Corée du Sud, année 2000. Yoo Sand-Wanh, porté par un Ryo Seung Beom flamboyant, petite frappe sans le sous vit de racket et de petits larcins. Bien qu’étant sujet de honte pour une famille modeste réduite à son père et sa grand mère, il ne sera pas oublié, même derrière les barreaux et ceux malgré ses accès de colère.

Seoul toujours, Kang Tae -shik, joué par un énorme Choi Minsik, gagne son pain en devenant « un sac de frappe vivant » pour qques won. Déchu de son statut de champion Olympique de boxe et les créanciers sur le dos, il devient sujet de répulsion pour sa femme et son propre fils.

Pour ces 2 hommes au bout du rouleau commence alors le chemin ardu vers le re-conquête des leurs.

Avis:

Crying Fist est une putain de droite dans ta gueule. Un de ces films métropolitains* à mettre KO les plus sceptiques.

Crying Fist demeure scandaleusement inédit en nos terres occidentales. Et Raindrop assume son quota de un billet sur Crying Fist par déménagement.
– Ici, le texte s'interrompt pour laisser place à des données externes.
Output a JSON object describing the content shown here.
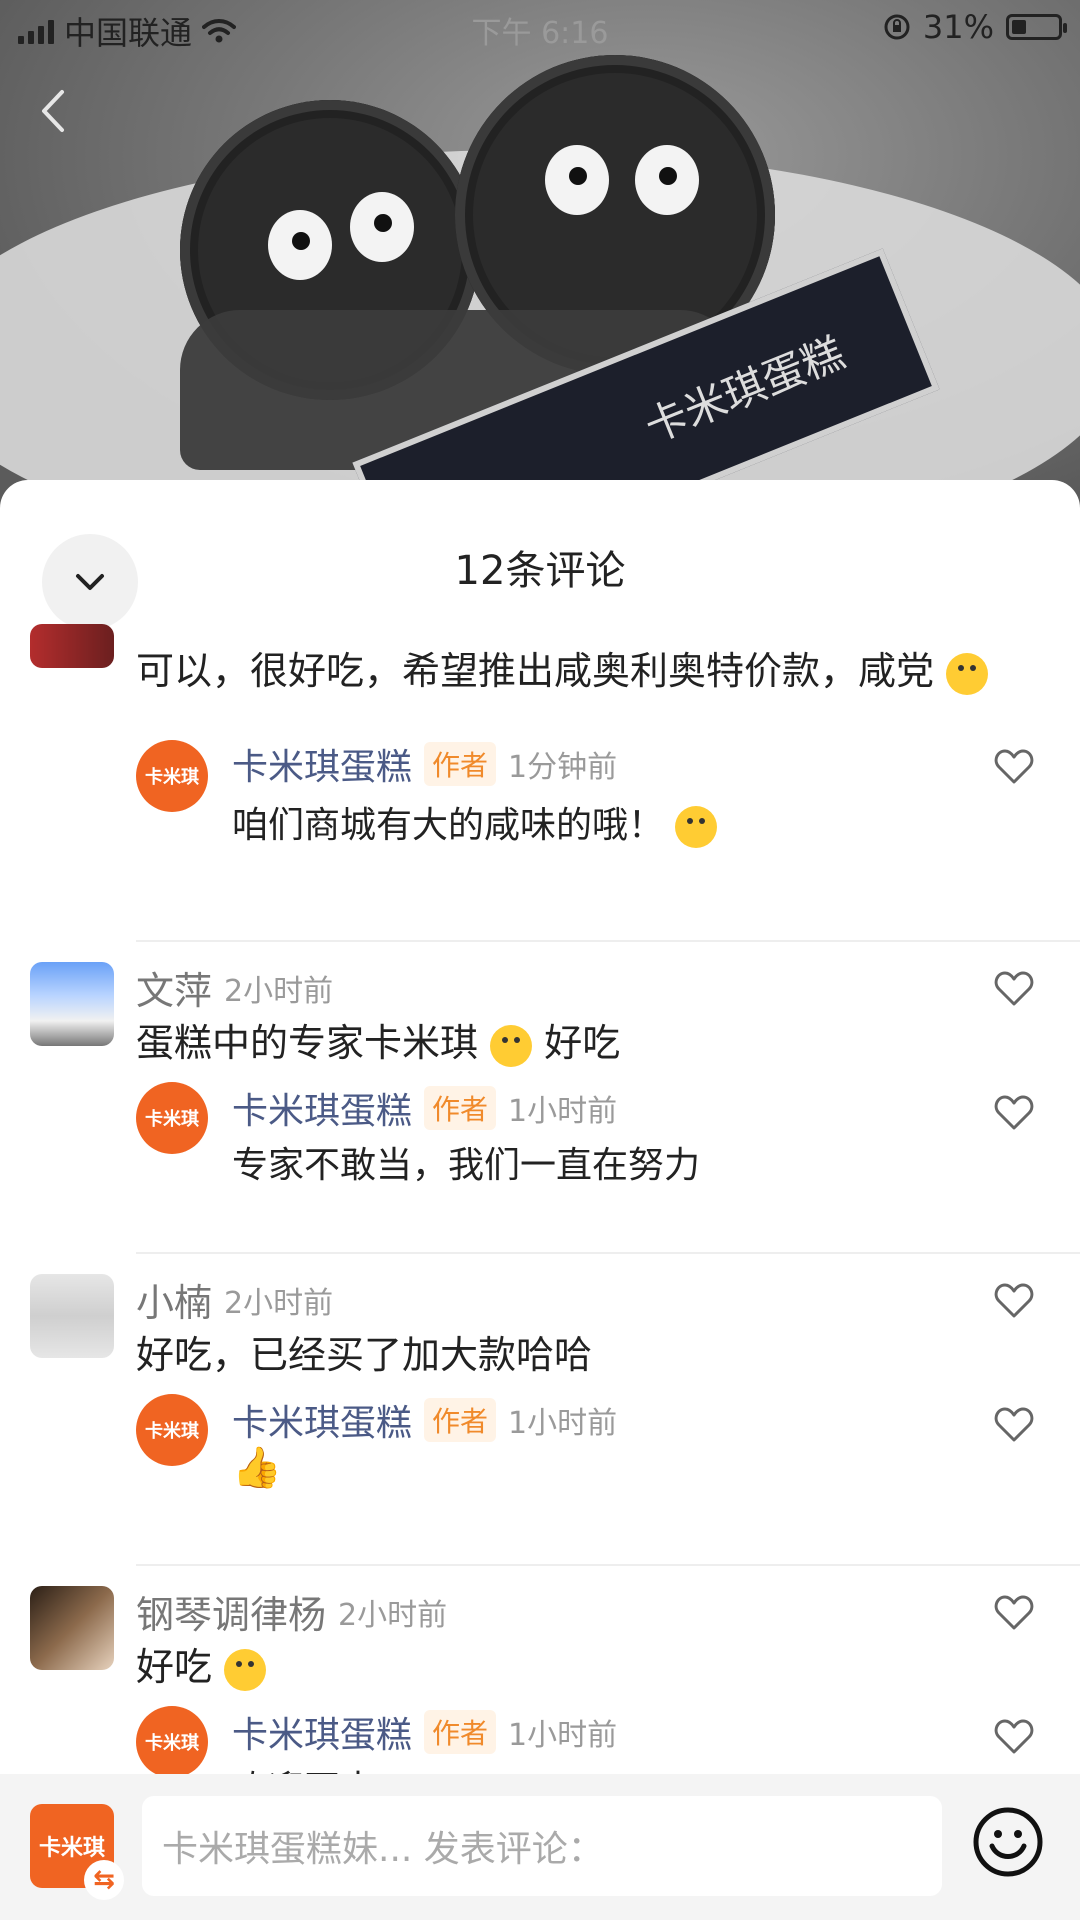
{
  "status_bar": {
    "carrier": "中国联通",
    "time": "下午 6:16",
    "battery_text": "31%",
    "battery_level_percent": 31
  },
  "photo": {
    "brand_label": "卡米琪蛋糕"
  },
  "sheet": {
    "title": "12条评论"
  },
  "comments": [
    {
      "name": "",
      "time": "",
      "text": "可以，很好吃，希望推出咸奥利奥特价款，咸党",
      "reply": {
        "name": "卡米琪蛋糕",
        "badge": "作者",
        "time": "1分钟前",
        "text": "咱们商城有大的咸味的哦！",
        "logo_text": "卡米琪"
      }
    },
    {
      "name": "文萍",
      "time": "2小时前",
      "text": "蛋糕中的专家卡米琪",
      "text_suffix": "好吃",
      "reply": {
        "name": "卡米琪蛋糕",
        "badge": "作者",
        "time": "1小时前",
        "text": "专家不敢当，我们一直在努力",
        "logo_text": "卡米琪"
      }
    },
    {
      "name": "小楠",
      "time": "2小时前",
      "text": "好吃，已经买了加大款哈哈",
      "reply": {
        "name": "卡米琪蛋糕",
        "badge": "作者",
        "time": "1小时前",
        "text": "",
        "logo_text": "卡米琪"
      }
    },
    {
      "name": "钢琴调律杨",
      "time": "2小时前",
      "text": "好吃",
      "reply": {
        "name": "卡米琪蛋糕",
        "badge": "作者",
        "time": "1小时前",
        "text": "欢迎再来",
        "logo_text": "卡米琪"
      }
    }
  ],
  "composer": {
    "avatar_text": "卡米琪",
    "swap_icon": "⇆",
    "placeholder": "卡米琪蛋糕妹... 发表评论："
  },
  "icons": {
    "like": "heart-outline-icon",
    "emoji": "smile-icon",
    "collapse": "chevron-down-icon",
    "back": "chevron-left-icon"
  },
  "colors": {
    "brand_orange": "#f06422",
    "author_name": "#4b5a86",
    "badge_text": "#f08a2b"
  }
}
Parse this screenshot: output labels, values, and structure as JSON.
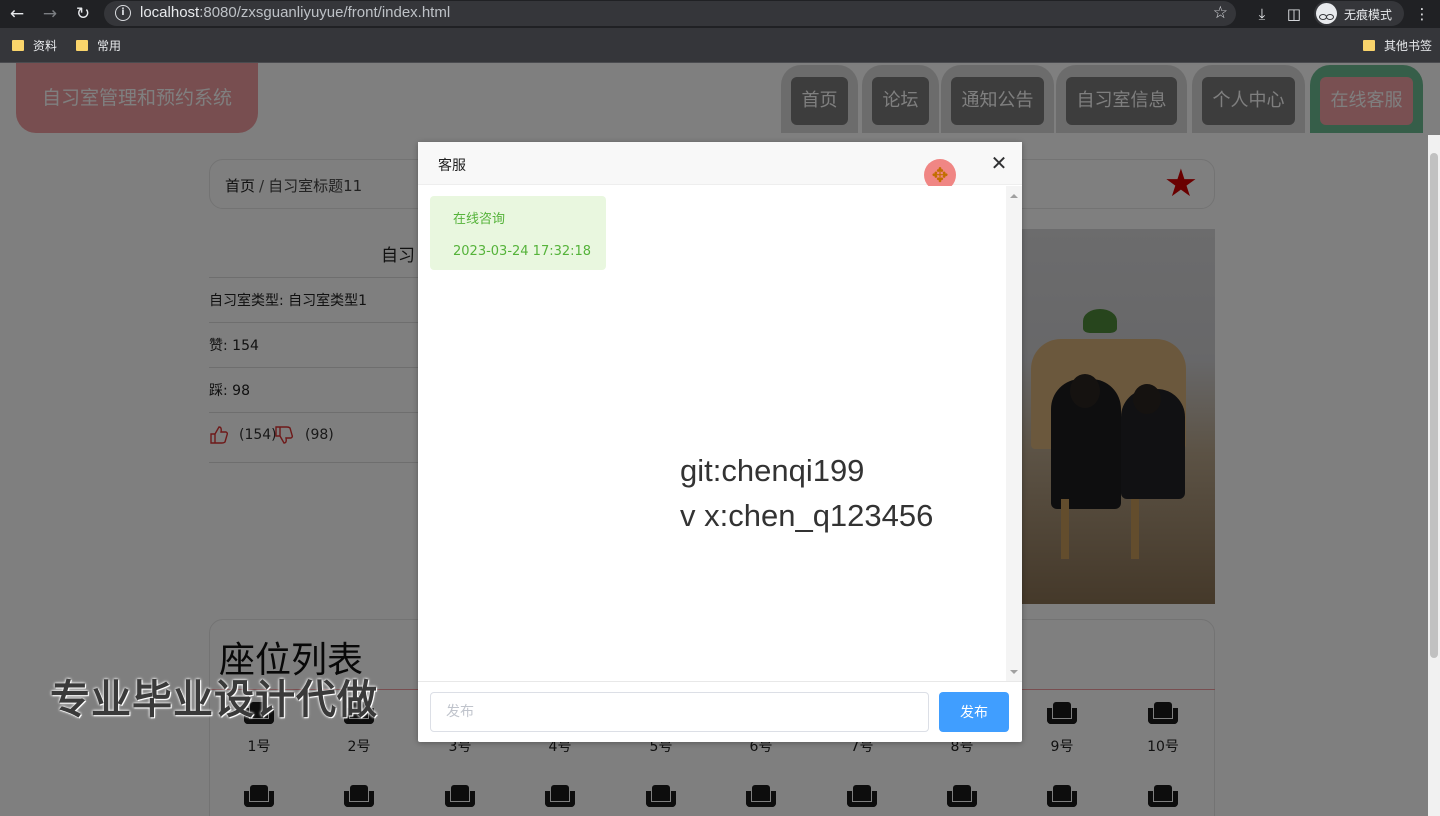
{
  "browser": {
    "url_host": "localhost",
    "url_rest": ":8080/zxsguanliyuyue/front/index.html",
    "incognito_label": "无痕模式",
    "bookmarks": [
      "资料",
      "常用"
    ],
    "other_bookmarks": "其他书签"
  },
  "site": {
    "logo": "自习室管理和预约系统",
    "nav": [
      "首页",
      "论坛",
      "通知公告",
      "自习室信息",
      "个人中心",
      "在线客服"
    ],
    "active_nav": "在线客服"
  },
  "breadcrumb": {
    "home": "首页",
    "separator": "/",
    "current": "自习室标题11"
  },
  "detail": {
    "title_partial": "自习",
    "type_row": "自习室类型: 自习室类型1",
    "likes_row": "赞: 154",
    "dislikes_row": "踩: 98",
    "likes_count": "(154)",
    "dislikes_count": "(98)"
  },
  "seats": {
    "heading": "座位列表",
    "labels": [
      "1号",
      "2号",
      "3号",
      "4号",
      "5号",
      "6号",
      "7号",
      "8号",
      "9号",
      "10号"
    ]
  },
  "watermark": "专业毕业设计代做",
  "dialog": {
    "title": "客服",
    "close_icon": "close-icon",
    "message": {
      "text": "在线咨询",
      "time": "2023-03-24 17:32:18"
    },
    "promo_line1": "git:chenqi199",
    "promo_line2": "v x:chen_q123456",
    "input_placeholder": "发布",
    "send_label": "发布"
  },
  "colors": {
    "logo": "#f19ca0",
    "nav_tab": "#7a7a7a",
    "nav_active_ring": "#6dbd92",
    "star": "#d40000",
    "send_button": "#409eff",
    "bubble_bg": "#e9f7df",
    "bubble_text": "#55b33a"
  }
}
La boxe, ce sport noble, n’a pas toujours remporter mon adhésion. Brutal, primaire ou injuste, le sport a gagné en capital sympathie essentiellement par le biais de l’animé Hajime No Ippo et bien sur Million Dollar Baby.

Le cinéma Hollywoodien quant à lui a toujours filé le grand amour avec ce noble art. Rares sont les tentatives ratées de magnifier le ballet de ces danseurs en short polyester. De Raging Bull à Rocky en passant par Ali, même Snatch lui réserve un climax.

Une des réponses de l’Hallyu s’appelle Crying Fist.

Rien que par le titre, on devine facilement le sponsoring de kleenex et autres solutions acqueuses pour les orgelets.

A ma droite un des asiat’ sur pellicules le plus énervés que j’ai jamais vu. Tenu par un Ryo Seom Beom majistral, flamboyant, le jeune boxeur n’en a rien a foutre de la vie. Et dans le genre, très peu d’acteurs se sont risquéz à l’exercice du délinquant incorrigible avec autant de justesse que lui. Il a cette espèce d’aura animal rappelant furieusement un certain Vincent Cassel dans la Haine. Mais en place de la volubilité française, le Sang Hwan se terre dans un silence plus évocateur et un regard dévastateur. Le jeune homme, sujet de honte pour une famille particulièrement démunie tentera de leur épargner les souffraneces que son comportement leur inflige indubitablement.

A ma gauche, mon Robert De Niro Coréen, Choi MinSik, que le monde a découvert dans Old Boy, signe ici un rôle à sa mesure: un performer sur la pente descendante. Anciennement engagé pour ses performances, il confirme l’adage: les sportifs ne font pas de vieux os. Criblé de créances, abandonné par sa femme, sujet de honte pour son fils, arnaqué par son propre manager, poursuivi par la pègre coréenne, Kang Tae Shik au bout du rouleau devient candidat idéal pour le suicide.

Les 2 hommes feront tout pour regagner leur amour-propre.

* dont le scénario tient sur un ticket de metro.